The grow_policy
parameter in XGBoost determines the strategy used for growing trees during the training process.
It can have a significant impact on the model’s performance and training speed. By tuning the grow_policy
, you can find the best setting for your specific problem and dataset.
This example demonstrates how to compare different grow_policy
settings using a synthetic multiclass classification dataset.
import xgboost as xgb
import time
from sklearn.datasets import make_classification
from sklearn.model_selection import train_test_split
from sklearn.metrics import accuracy_score
# Create a synthetic dataset
X, y = make_classification(n_samples=10000, n_classes=5, n_features=20, n_informative=10, random_state=42)

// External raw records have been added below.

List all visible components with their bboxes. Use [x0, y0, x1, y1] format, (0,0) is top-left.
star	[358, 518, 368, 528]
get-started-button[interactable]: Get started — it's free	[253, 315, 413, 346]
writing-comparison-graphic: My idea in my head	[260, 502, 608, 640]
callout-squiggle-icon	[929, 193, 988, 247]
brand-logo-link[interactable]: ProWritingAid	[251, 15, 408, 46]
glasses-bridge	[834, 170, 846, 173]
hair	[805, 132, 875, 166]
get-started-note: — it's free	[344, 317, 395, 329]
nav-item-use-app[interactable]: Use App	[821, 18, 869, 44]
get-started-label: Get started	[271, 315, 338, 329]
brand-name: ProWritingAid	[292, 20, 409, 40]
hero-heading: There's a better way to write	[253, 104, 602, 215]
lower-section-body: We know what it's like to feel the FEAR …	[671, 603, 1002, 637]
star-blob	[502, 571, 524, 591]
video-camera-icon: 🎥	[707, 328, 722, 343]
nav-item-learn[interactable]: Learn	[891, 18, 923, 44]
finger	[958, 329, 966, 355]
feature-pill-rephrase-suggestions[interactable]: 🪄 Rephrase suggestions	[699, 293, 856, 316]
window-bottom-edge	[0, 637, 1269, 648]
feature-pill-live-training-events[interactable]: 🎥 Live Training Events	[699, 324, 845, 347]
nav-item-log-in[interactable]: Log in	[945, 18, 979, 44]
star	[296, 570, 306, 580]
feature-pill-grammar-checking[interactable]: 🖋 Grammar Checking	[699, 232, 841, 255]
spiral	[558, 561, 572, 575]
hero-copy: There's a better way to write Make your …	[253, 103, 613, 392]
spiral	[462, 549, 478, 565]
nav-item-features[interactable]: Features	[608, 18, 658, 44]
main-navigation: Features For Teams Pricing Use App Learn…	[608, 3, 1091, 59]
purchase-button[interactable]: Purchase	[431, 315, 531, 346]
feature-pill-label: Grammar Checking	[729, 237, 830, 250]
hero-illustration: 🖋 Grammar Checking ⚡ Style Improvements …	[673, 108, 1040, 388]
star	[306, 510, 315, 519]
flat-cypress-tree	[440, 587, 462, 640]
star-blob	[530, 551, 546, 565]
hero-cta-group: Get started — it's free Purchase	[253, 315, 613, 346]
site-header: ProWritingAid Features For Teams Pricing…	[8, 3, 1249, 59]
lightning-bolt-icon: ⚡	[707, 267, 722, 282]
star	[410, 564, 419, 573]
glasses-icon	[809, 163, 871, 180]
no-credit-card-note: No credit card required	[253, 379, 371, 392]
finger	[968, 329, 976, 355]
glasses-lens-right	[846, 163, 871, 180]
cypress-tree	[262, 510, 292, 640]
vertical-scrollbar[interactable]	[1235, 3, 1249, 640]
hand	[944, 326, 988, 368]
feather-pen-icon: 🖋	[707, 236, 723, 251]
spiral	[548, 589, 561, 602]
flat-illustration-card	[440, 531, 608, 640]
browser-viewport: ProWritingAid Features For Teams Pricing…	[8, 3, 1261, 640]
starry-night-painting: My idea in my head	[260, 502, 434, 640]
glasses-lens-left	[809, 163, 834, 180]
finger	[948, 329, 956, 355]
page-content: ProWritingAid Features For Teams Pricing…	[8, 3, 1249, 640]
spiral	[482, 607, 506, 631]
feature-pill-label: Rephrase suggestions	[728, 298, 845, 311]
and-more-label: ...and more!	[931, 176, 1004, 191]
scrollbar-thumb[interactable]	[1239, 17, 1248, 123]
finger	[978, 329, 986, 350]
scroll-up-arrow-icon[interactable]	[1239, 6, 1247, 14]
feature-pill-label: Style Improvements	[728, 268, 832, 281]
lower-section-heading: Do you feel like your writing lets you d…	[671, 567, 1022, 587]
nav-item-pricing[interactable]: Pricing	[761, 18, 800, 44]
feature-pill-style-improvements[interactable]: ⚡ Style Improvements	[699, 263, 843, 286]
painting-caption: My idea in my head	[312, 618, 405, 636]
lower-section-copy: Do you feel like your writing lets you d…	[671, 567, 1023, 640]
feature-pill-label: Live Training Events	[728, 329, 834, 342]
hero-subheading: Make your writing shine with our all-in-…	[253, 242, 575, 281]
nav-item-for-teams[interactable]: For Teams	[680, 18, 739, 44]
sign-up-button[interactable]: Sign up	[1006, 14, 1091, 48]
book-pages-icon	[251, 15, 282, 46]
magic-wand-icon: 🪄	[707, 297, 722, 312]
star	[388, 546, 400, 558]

# Split data into train and test sets
X_train, X_test, y_train, y_test = train_test_split(X, y, test_size=0.2, random_state=42)

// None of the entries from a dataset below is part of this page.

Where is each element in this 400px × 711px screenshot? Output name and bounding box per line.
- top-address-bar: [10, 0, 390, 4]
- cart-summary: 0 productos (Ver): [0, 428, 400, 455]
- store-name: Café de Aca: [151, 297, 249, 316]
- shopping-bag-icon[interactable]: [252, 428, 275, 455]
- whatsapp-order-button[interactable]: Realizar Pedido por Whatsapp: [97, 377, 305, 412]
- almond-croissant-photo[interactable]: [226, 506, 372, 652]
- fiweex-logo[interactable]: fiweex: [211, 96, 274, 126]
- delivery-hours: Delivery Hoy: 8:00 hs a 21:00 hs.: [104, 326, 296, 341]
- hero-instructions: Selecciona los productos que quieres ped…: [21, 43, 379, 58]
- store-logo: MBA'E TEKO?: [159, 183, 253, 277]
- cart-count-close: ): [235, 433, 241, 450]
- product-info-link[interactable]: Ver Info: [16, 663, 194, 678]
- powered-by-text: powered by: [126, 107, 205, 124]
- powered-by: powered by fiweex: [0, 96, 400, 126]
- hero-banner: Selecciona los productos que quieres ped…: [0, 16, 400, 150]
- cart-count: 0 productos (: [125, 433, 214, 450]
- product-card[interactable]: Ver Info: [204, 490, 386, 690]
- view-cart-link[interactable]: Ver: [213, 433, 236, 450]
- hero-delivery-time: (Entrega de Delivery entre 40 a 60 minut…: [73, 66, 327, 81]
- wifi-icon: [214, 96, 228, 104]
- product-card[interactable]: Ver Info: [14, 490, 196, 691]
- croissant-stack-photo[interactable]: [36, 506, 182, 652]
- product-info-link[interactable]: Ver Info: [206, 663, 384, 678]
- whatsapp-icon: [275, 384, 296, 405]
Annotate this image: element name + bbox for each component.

# Define the grow_policy settings to compare
grow_policies = ['depthwise', 'lossguide']
# Train and evaluate models with different grow_policy settings
for policy in grow_policies:
start_time = time.time()
# Set up XGBoost classifier
model = xgb.XGBClassifier(n_estimators=100, grow_policy=policy, random_state=42)
# Train the model
model.fit(X_train, y_train)
# Make predictions on the test set
y_pred = model.predict(X_test)
# Calculate accuracy
accuracy = accuracy_score(y_test, y_pred)
end_time = time.time()
training_time = end_time - start_time
print(f"grow_policy: {policy}")
print(f"Accuracy: {accuracy:.4f}")
print(f"Training Time: {training_time:.2f} seconds")
print()
In this example, we create a synthetic multiclass classification dataset using scikit-learn’s make_classification
function with 10,000 samples, 5 classes, and 20 features. We split the data into training and testing sets using train_test_split
.
We define a list grow_policies
that contains the two possible settings for the grow_policy
parameter: 'depthwise'
and 'lossguide'
.
We iterate over the grow_policies
list and train an XGBoost classifier for each setting. We set n_estimators=100
and random_state=42
for reproducibility. The grow_policy
parameter is set to the current policy being evaluated.
For each model, we measure the training time using the time
module. We train the model using model.fit(X_train, y_train)
and make predictions on the test set using model.predict(X_test)
. We calculate the accuracy of the predictions using accuracy_score
from scikit-learn.
Finally, we print the grow_policy
setting, the achieved accuracy, and the training time for each model.
By comparing the results, you can assess the impact of the grow_policy
setting on the model’s performance and training time. In this example, the 'lossguide'
policy achieved a slightly higher accuracy but took marginally longer to train compared to the 'depthwise'
policy.
Keep in mind that the optimal grow_policy
setting may depend on your specific dataset and problem. It’s recommended to experiment with both settings and evaluate their performance on your particular use case.